Back in February, during an appearance on the Rich Stevens Show, Newt Gingrich had a typically modest suggestion for who could play him in the story of his life: "Brad Pitt ... why not?" Why not indeed. However, a cursory glance at his campaign thus far -- particularly the past week -- suggests a more appropriate silver screen dreamboat for the role: Johnny Depp. As Ed Wood.
Wood, of course, was the notoriously terrible Z-movie auteur behind such "classics" as Glen or Glenda and Plan 9 from Outer Space, played to perfection by Depp in Tim Burton's 1994 biopic. What made Wood such an endearing figure, and such a memorable protagonist for Depp to sink his teeth into, was his boundless optimism -- and, out of necessity to maintain that optimism, a total sense of delusion as to his actual skill and the quality of his work. That same sense of delusion seems a key component of the current Gingrich campaign; it might very well be all the gas that's left in its engine.
Depp's Wood is so over the moon that he's actually making a movie, he has no idea that what he's capturing is swill; every take, no matter how badly botched, prompts an enthusiastic "That was perfect!" If a crew member objects that, say, they might want to do another take, since the lumbering sidekick bumped into the doorway and made the fake wall shake, Wood has an immediate response: "No, it's fine. It's real. You know, in actuality, Lobo would have to struggle with this problem every day." Gingrich, likewise thrilled to fulfill his lifelong destiny to lead a nation, always has a reply as well; his campaign's decision this week to cut a third of their staff and sit out most of the remaining primaries isn't an admission of failure, but a recalibration to focus on a "big choice convention" in Tampa. "And at that point," Gingrich insisted Wednesday, "I think most Republicans agree that I would probably do a better job debating Obama than any other candidate. And I think it becomes a very viable, very lively campaign." Lobo's clumsiness isn't a mistake, it's reality! Gingrich's campaign isn't a failure, it's a distraction we'll all forget about after he wins the convention!
When Gingrich's first formal week of campaigning was dominated by snickers over his criticism (and subsequent retraction of said criticism) of Paul Ryan's proposed Medicare overhaul, his response was positively Woodian: "It's going to take a while for the news media to realize that you're covering something that happens once or twice in a century, a genuine grass-roots campaign of very big ideas. I expect it to take a while for it to sink in." Very big ideas! No room for the little fumbles the news media gets all hung up on! Kids as janitors, organizational snafus, lobbying accusations -- all as inconsequential to his extraordinary, ideas-based campaign as the obviously cardboard headstones in Plan 9's cemetery. "Nobody will ever notice that," Depp's Wood protests. "Filmmaking is not about the tiny details. It's about the big picture."

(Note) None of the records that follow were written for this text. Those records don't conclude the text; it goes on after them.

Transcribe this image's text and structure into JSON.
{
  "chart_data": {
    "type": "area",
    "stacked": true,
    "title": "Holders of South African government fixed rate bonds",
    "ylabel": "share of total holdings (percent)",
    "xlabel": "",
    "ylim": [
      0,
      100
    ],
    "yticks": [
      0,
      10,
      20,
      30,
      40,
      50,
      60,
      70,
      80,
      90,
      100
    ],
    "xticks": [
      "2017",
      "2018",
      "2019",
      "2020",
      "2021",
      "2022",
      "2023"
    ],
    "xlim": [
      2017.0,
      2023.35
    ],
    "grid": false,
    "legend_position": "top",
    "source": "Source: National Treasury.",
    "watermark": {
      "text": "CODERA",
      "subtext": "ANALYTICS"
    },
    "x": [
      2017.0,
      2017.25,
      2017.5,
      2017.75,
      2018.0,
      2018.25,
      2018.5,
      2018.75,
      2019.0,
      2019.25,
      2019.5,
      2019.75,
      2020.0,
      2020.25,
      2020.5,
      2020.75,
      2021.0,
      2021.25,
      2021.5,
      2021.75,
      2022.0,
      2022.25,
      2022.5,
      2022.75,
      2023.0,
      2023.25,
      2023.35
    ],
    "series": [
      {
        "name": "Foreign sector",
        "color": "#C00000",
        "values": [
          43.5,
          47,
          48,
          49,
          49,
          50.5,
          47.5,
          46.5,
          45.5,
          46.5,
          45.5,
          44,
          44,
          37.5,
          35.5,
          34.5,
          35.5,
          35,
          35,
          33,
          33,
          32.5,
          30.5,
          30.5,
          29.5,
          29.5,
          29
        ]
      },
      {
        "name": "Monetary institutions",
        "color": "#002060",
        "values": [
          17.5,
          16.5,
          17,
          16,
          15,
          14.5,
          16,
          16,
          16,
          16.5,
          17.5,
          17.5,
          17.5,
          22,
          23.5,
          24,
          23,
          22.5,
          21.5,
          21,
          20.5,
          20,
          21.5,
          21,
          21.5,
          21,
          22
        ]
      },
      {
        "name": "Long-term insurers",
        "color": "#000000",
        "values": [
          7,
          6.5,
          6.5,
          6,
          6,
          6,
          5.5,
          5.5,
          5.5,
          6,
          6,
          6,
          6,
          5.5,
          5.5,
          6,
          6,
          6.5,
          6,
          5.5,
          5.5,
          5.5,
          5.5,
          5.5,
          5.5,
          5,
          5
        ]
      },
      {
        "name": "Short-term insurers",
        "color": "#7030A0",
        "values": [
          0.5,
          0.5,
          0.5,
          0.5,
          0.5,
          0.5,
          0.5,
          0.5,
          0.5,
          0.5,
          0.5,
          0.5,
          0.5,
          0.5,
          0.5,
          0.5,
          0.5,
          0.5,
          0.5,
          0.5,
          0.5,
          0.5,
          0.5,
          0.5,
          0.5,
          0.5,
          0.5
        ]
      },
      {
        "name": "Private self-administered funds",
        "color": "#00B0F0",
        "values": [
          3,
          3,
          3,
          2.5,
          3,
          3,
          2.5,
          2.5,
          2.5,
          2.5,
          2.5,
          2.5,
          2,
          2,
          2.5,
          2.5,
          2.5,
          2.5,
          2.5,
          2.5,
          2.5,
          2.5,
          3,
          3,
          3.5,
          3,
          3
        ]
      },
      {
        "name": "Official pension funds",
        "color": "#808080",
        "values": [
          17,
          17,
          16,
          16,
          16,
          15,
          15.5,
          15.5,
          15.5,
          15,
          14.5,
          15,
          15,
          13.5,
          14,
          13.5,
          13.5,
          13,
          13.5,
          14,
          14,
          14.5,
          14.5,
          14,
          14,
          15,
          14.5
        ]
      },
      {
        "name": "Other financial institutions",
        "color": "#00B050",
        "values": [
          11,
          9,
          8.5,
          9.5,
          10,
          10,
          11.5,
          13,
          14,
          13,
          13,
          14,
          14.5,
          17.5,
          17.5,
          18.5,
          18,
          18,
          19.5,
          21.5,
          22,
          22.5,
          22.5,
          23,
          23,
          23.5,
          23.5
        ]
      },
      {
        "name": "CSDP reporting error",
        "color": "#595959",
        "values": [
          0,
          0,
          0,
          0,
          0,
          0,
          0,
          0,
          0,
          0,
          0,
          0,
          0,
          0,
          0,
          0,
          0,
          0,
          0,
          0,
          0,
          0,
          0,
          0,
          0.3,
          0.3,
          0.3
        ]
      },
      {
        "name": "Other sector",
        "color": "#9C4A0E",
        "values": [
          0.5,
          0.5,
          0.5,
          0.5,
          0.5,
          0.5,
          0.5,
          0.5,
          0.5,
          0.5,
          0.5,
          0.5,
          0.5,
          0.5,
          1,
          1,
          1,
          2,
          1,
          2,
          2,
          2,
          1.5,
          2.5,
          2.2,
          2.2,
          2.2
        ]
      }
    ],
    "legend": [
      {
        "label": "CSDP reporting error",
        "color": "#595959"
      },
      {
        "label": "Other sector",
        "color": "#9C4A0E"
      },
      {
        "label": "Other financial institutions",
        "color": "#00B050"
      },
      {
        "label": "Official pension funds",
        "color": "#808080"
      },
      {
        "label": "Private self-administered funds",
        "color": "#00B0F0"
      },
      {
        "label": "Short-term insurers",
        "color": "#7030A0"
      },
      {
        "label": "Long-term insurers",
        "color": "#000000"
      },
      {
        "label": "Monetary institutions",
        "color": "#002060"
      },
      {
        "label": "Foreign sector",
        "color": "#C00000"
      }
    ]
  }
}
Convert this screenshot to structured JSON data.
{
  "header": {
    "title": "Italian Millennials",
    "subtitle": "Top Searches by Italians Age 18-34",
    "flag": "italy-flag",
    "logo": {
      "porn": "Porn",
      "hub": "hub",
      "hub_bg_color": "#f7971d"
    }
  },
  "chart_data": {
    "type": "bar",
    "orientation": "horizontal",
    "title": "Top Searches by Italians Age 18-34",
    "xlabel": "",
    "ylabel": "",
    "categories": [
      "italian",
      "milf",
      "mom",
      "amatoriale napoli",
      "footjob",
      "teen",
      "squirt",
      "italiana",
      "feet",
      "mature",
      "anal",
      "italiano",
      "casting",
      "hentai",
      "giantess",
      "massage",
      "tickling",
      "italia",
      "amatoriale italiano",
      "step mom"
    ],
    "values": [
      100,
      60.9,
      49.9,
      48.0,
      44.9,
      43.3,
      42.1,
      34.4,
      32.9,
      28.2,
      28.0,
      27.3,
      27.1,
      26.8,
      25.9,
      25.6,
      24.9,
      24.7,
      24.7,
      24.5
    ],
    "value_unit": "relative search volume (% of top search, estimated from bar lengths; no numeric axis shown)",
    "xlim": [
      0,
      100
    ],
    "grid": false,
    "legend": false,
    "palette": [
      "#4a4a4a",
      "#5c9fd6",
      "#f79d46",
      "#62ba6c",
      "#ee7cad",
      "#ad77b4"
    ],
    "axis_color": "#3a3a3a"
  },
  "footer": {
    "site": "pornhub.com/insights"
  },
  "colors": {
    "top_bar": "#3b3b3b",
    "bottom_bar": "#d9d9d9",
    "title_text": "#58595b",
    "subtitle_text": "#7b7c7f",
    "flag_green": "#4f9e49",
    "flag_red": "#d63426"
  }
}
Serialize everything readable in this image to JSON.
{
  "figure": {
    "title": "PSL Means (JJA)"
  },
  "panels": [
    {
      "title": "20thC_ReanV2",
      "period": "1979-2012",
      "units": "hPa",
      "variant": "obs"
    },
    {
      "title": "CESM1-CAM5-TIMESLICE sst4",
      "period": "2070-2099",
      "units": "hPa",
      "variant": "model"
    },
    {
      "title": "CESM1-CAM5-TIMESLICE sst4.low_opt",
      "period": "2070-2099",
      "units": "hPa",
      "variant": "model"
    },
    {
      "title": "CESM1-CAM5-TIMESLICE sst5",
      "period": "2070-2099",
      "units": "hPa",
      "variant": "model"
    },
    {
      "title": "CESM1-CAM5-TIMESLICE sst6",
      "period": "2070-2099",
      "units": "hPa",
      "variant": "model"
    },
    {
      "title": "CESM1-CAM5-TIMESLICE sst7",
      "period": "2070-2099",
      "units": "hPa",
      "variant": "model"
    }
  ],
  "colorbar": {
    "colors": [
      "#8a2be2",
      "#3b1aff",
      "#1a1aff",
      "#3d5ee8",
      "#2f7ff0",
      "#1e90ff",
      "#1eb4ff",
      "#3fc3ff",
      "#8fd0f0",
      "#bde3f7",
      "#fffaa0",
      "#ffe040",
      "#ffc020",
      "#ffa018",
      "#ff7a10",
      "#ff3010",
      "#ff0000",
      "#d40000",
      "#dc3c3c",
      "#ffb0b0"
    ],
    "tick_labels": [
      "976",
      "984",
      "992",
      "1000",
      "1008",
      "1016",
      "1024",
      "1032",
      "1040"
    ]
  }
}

Throughout its run, the Gingrich campaign has been hard to get a handle on; at first, it seemed primarily a business venture, a way to get more people to turn out for book signings and DVD sales, which are where the money is. But after Gingrich got his "turn" as the front-runner (say what you will about its endless duration and soul-crushing messages, the GOP presidential primary has been very polite), his megalomania took over -- never forget, this is the man who considers himself "a mythical person," who once declared, "People like me are what stand between us and Auschwitz." Why, yes, he realized, I would be the greatest president of all time, and that certainty became his operating principle (no matter what the voters, pundits, and delegate counts said to the contrary). Gingrich is a human being capable of rational and intelligent thought (albeit primarily when not trying to get elected for anything), so it's tempting to think that he knows the campaign is in the toilet, and is simply choosing to put on a brave face and ride this gravy train as long as he can. I don't think this is the case. I think he really believes that he's gonna pull this thing out, just as Ed Wood looked at Plan 9 with glee and pride and said, "This is the one. This is the one I'll be remembered for." And when Gingrich's Tampa-centered "big choice convention" strategy fails, he'll probably take the loss much as Wood took a distributor's reaction to one of his films: "Really? Worst film you ever saw. Well, my next one will be better."